Era il 26 febbraio, quando il CFO di Facebook, David Wehner, annunciava durante la Technology Stanley, Media & Telecom Conference 2019 l’arrivo del tool “Clear History”, una nuova funzione che darà agli utenti la possibilità di rimuovere le informazioni che il social network raccoglie su di loro dalle attività che svolgono su app e siti.
Come il funzionamento degli strumenti informatici si basa su un codice binario, così anche questa digital news ha una duplice natura la cui interpretazione cambia in base al fatto di essere o nell’input o nell’output del sistema d’interesse.
Input: una forte accelerata verso una sempre più attiva tutela della privacy dei consumatori.
Output: una potenziale botta d’arresto sull’efficacia dell’adv digitale.
Quasi tutti sanno infatti, utenti stessi compresi, che la forza della pubblicità online sta proprio nel riuscire a raggiungere con precisione matematica il target giusto e ciò è possibile grazie a vari strumenti di users analisys, come Facebook Pixel, che monitorano e analizzano i comportamenti degli utenti sul web.
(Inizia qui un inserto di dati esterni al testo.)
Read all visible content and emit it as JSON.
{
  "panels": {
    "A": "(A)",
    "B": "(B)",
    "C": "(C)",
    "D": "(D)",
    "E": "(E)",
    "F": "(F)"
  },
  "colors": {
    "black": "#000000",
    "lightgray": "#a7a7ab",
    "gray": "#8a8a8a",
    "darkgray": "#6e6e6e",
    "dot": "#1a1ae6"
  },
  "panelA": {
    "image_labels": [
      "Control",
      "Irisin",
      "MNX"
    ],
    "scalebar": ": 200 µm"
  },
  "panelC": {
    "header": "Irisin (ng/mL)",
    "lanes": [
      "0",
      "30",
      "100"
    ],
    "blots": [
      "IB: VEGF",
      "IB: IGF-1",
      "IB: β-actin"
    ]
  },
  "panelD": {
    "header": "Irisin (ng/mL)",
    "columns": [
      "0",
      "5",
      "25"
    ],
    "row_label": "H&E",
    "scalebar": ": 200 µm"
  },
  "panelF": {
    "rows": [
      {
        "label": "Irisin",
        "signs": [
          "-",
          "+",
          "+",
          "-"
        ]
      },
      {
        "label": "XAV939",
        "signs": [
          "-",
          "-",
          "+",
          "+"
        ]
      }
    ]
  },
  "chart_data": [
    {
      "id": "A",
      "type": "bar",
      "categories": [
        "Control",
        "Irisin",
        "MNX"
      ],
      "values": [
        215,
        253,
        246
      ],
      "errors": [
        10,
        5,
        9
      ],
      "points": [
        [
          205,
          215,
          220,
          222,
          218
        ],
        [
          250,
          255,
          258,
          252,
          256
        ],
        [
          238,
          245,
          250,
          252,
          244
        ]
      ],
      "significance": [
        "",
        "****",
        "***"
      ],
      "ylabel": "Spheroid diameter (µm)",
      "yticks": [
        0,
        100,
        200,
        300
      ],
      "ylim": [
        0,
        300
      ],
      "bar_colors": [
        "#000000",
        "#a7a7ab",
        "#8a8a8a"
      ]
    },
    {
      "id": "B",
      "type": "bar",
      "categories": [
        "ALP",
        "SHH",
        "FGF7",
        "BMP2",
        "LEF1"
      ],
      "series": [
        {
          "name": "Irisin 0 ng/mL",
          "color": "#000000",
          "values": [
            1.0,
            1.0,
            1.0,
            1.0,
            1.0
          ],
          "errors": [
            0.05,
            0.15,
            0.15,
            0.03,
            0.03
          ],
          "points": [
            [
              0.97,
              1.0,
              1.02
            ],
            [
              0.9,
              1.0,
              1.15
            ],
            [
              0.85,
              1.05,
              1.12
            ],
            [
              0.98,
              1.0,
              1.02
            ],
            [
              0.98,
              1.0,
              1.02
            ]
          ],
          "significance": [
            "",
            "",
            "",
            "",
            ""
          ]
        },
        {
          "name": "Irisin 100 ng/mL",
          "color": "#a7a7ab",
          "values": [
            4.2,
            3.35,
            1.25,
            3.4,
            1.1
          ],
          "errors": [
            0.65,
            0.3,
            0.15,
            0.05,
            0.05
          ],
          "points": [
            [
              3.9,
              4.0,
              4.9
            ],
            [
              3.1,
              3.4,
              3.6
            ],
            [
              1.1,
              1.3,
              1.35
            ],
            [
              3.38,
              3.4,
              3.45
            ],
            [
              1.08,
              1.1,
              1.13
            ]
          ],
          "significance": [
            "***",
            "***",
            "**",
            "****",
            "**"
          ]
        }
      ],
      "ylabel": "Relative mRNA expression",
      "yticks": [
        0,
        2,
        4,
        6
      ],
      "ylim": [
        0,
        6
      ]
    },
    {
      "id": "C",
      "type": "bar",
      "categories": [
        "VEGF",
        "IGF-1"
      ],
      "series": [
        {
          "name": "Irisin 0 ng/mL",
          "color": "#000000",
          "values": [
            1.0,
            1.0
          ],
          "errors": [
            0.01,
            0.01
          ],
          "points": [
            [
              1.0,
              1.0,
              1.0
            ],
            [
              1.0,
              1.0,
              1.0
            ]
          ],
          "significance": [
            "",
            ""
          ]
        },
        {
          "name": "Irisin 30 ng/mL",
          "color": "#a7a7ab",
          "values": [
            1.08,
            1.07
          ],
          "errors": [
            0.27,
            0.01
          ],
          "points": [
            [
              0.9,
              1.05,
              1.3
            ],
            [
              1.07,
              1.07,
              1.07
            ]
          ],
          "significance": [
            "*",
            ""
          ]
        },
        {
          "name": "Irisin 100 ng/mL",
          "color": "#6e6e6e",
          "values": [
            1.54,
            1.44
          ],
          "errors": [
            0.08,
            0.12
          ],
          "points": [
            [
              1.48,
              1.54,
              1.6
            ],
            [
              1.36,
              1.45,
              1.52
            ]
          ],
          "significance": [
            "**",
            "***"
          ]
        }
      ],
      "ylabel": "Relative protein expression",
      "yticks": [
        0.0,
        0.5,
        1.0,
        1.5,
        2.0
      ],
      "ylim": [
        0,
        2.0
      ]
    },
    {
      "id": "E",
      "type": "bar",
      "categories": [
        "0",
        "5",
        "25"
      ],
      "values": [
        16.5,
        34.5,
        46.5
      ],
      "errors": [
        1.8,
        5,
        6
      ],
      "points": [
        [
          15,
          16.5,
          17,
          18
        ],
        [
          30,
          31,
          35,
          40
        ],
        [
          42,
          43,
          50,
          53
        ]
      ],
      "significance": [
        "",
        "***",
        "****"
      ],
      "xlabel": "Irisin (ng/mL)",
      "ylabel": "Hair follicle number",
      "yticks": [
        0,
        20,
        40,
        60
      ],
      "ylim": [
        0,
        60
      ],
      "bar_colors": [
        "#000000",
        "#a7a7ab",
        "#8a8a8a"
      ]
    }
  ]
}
I dati sono dunque il carburante del Digital Advertising e se ne vengono ridotte le scorte tutta la macchina irrimediabilmente ne risente.
Ma cos’ha spinto il più grande distributore, insieme a Google, di users data a fare un’inversione di marcia così epocale?
Per rispondere al quesito non occorre scomodare nessun Big Data Analyzer, ma basta semplicemente sintonizzarsi sul sentiment degli utenti che, in seguito ai grandi scandali di compravendita illegittima dei dati personali, vedi il caso di Cambridge Analityca, si è sempre più orientato verso la comprensione di come delle azioni gratuite come mettere un “like” diventino fonti di guadagno per aziende, agenzie pubblicitarie e ovviamente per i social network.
La risposta di Facebook a questa nuova necessità dei consumatori è ormai storia, o meglio Clear History, ma come reagiranno le realtà dell’advertising digitale che basano una consistente parte della loro revenue sull’efficacia dell’ad targeting è ancora tutto da vedere.
Se da una parte però lo stesso David Wehner riferisce che: “Clear History ci creerà degli ostacoli nella capacità di targettizzare in maniera efficace come prima”, dall’altra è bene specificare che i dati raccolti non saranno interamente eliminati, ma solo le info sulle identità degli utenti, che saranno rese anonime.
Questo porta a ipotizzare due macro tipologie di reazioni, o parlando di social, di “reactions” da parte del Digital Advertising:
. la prima, più complessa, potrebbe vedere la nascita di pubblicità più impattanti, di maggiore qualità, nate dalla consapevolezza che essendoci meno occasioni d’incontrare il target di riferimento dovranno centrare il loro obiettivo al primo colpo.
. la seconda, la più realistica, sarà quella di rivolgersi ad altre società o strumenti di data analitycs che al momento non sentono la necessità di fare cambi di rotta verso una maggiore tutela della privacy degli utenti.
È bene infatti ricordare che siamo nel bel mezzo dell’epoca dell’IoT, Internet of Things, dove anche un frigorifero, se collegato alla rete, può fornire preziose informazioni sul suo utilizzatore.
Molto probabilmente quindi, gli unici cambiamenti che vedremo riguarderanno al momento solo le tipologie di fonti a cui attingeranno le aziende.
Nonostante la domanda di una maggiore tutela della privacy sia un argomento sempre più sentito dai consumatori, non è infatti ancora così forte da influenzare a 360° l’offerta del mercato, ma ciò non toglie che nei prossimi anni non avvengano altri casi come Cambridge Analityca che scuotano in modo rilevante tutta la struttura della raccolta di dati online.
In ogni caso però, prima o poi la grande scossa avverrà e come sempre sarà il livello di lungimiranza che decreterà chi ne sopravviverà indenne e chi subirà forti crolli di guadagno.
La grande faglia della privacy nel bene o nel male si sta muovendo e non servono strumenti di data analisys per capire che non c’è modo di fermarla.